L’utilisation de cannabis en médecine fait débat. Les médicaments à base de chanvre sont utilisés essentiellement pour soulager des personnes grièvement malades. Cependant, rares sont les patients qui bénéficient de cette solution à ce jour, les obstacles à l’approvisionnement étant nombreux.
Auteure : Gisela Dürselen, 05.15
A ce jour, Bea Goldman, infirmière à l’hôpital cantonal de Saint-Gall, a déjà informé de nombreux patients atteints de maladies graves sur les thérapies à base de cannabinoïdes, et en a fait bénéficier nombre d’entre eux. Sont concernées en premier lieu les personnes atteintes de SLA (sclérose latérale amyotrophique), une maladie neurodégénérative incurable réduisant l’espérance de vie, souvent accompagnée de spasmes et de crampes musculaires sévères qu’aucun traitement ne parvient à apaiser. Généralement, ces personnes ne trouvaient de réel soulagement que dans l’utilisation de préparations à base de cannabis.
Cannabis : une solutation thérapeutique
Trois questions à Bea Goldmann
Bea Goldman est consciente de la difficulté de s’approvisionner en cannabis, par exemple lorsque des malades en phase terminale, désespérés, se tournent vers le marché noir et doivent se contenter de ce qu’ils y trouvent.

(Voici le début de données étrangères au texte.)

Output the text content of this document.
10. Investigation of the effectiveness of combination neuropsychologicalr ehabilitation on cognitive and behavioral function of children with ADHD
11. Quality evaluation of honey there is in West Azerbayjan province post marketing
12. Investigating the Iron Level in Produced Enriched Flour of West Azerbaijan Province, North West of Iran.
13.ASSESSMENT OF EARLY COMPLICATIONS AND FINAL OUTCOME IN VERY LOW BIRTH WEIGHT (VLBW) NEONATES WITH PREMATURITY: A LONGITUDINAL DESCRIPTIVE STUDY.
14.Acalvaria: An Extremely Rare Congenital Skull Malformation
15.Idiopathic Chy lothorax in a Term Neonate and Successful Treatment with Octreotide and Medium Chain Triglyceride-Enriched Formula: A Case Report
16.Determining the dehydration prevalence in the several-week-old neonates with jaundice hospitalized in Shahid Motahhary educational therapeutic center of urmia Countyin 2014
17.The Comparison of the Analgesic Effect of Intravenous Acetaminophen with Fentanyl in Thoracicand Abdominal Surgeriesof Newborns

Ils peuvent alors se mettre dans l’illégalité et risquent de consommer des substances de qualité douteuse, trop concentrées en tétrahydrocannabinol (THC), molécule euphorisante de la plante, ou encore polluées par des additifs inconnus, des spores de champignons ou des bactéries.
Afin d’aider ces personnes, Bea Goldman a élaboré une huile de cannabis produite depuis novembre 2014 par le fabricant de produits pharmaceutiques Hänseler, situé à Herisau. En outre, l’hôpital cantonal de Saint-Gall dispense depuis quelques temps déjà des conseils de professionnels et propose maintenant officiellement les premières consultations sur les cannabinoïdes en Suisse.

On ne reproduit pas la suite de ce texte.